Many unionists, as we must now learn to call them (something that Labour MPs from the green side of Glasgow must find rather odd), have been quick to point out that the continued use of Sterling would be the equivalent of joining the Euro. In today's Observer Alistair Darling notes:
If Scotland kept the pound it would be in a common currency with a foreign country (England), whose central bank (the Bank of England) would set its interest rates and do so not in Scotland's interest but in the interests of England, Wales and Northern Ireland.
This is a tad disingenuous as the BoE does not have a track record of setting rates with regard to what will work best in Cardiff or Leeds, let alone Belfast. What matters are primarily the needs of the City of London (Cameron made this priority clear in Brussels), followed closely by the impact on mortgage holders in the South East.
The major natural border on the island of Great Britain, which matches the mental horizon of the Bank and the government, does not run between Carlisle and Berwick, but between the Severn and The Wash.

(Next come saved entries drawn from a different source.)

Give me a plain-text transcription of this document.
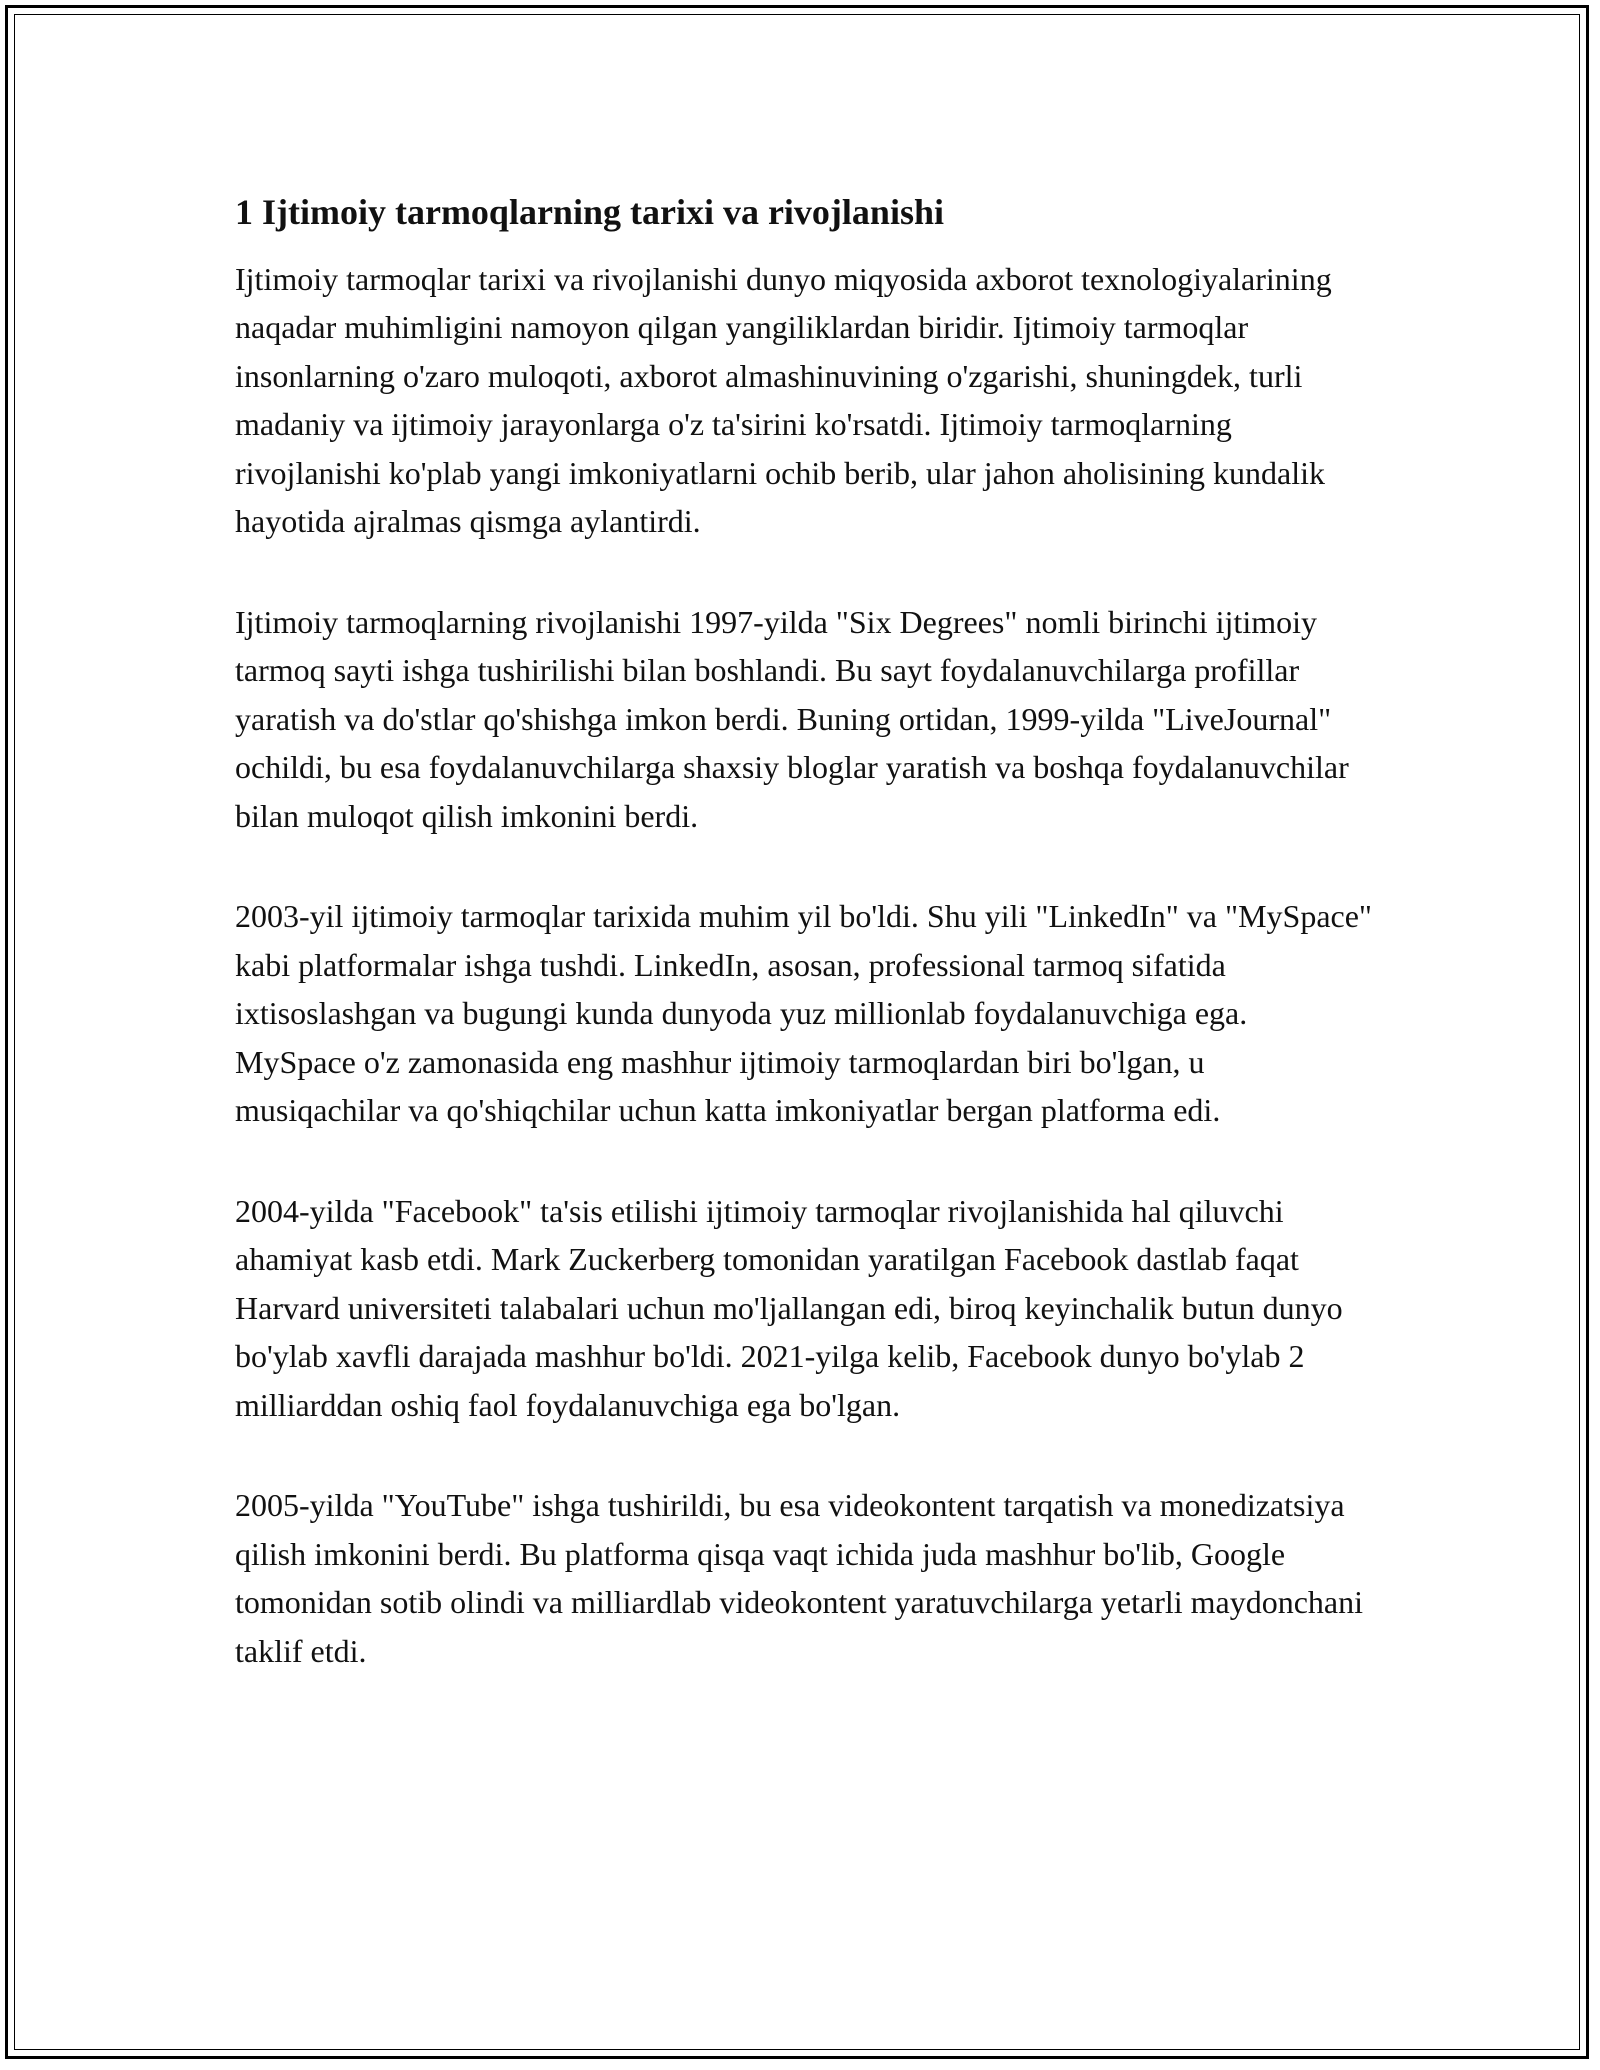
1 Ijtimoiy tarmoqlarning tarixi va rivojlanishi

Ijtimoiy tarmoqlar tarixi va rivojlanishi dunyo miqyosida axborot texnologiyalarining naqadar muhimligini namoyon qilgan yangiliklardan biridir. Ijtimoiy tarmoqlar insonlarning o'zaro muloqoti, axborot almashinuvining o'zgarishi, shuningdek, turli madaniy va ijtimoiy jarayonlarga o'z ta'sirini ko'rsatdi. Ijtimoiy tarmoqlarning rivojlanishi ko'plab yangi imkoniyatlarni ochib berib, ular jahon aholisining kundalik hayotida ajralmas qismga aylantirdi.

Ijtimoiy tarmoqlarning rivojlanishi 1997-yilda "Six Degrees" nomli birinchi ijtimoiy tarmoq sayti ishga tushirilishi bilan boshlandi. Bu sayt foydalanuvchilarga profillar yaratish va do'stlar qo'shishga imkon berdi. Buning ortidan, 1999-yilda "LiveJournal" ochildi, bu esa foydalanuvchilarga shaxsiy bloglar yaratish va boshqa foydalanuvchilar bilan muloqot qilish imkonini berdi.

2003-yil ijtimoiy tarmoqlar tarixida muhim yil bo'ldi. Shu yili "LinkedIn" va "MySpace" kabi platformalar ishga tushdi. LinkedIn, asosan, professional tarmoq sifatida ixtisoslashgan va bugungi kunda dunyoda yuz millionlab foydalanuvchiga ega. MySpace o'z zamonasida eng mashhur ijtimoiy tarmoqlardan biri bo'lgan, u musiqachilar va qo'shiqchilar uchun katta imkoniyatlar bergan platforma edi.

2004-yilda "Facebook" ta'sis etilishi ijtimoiy tarmoqlar rivojlanishida hal qiluvchi ahamiyat kasb etdi. Mark Zuckerberg tomonidan yaratilgan Facebook dastlab faqat Harvard universiteti talabalari uchun mo'ljallangan edi, biroq keyinchalik butun dunyo bo'ylab xavfli darajada mashhur bo'ldi. 2021-yilga kelib, Facebook dunyo bo'ylab 2 milliarddan oshiq faol foydalanuvchiga ega bo'lgan.

2005-yilda "YouTube" ishga tushirildi, bu esa videokontent tarqatish va monedizatsiya qilish imkonini berdi. Bu platforma qisqa vaqt ichida juda mashhur bo'lib, Google tomonidan sotib olindi va milliardlab videokontent yaratuvchilarga yetarli maydonchani taklif etdi.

The real issue here is not one of currency but of the power to levy taxes and set expenditure. It is perfectly feasible to devolve these within a single currency, as shown by the USA and other federal states. The danger of "devo max" (which incidentally sounds like a best of compilation by the Ohio art-rockers) is that the logic would apply equally to Wales or Northern England. This may be why Cameron & co are keen to bury that option.
Should the Scots decide they need their own currency, they should follow the example of the Irish (pre-Euro) and just come up with something that sounds vaguely familiar, like the Punt. Perhaps they could call it the Panda, in honour of their new national beast.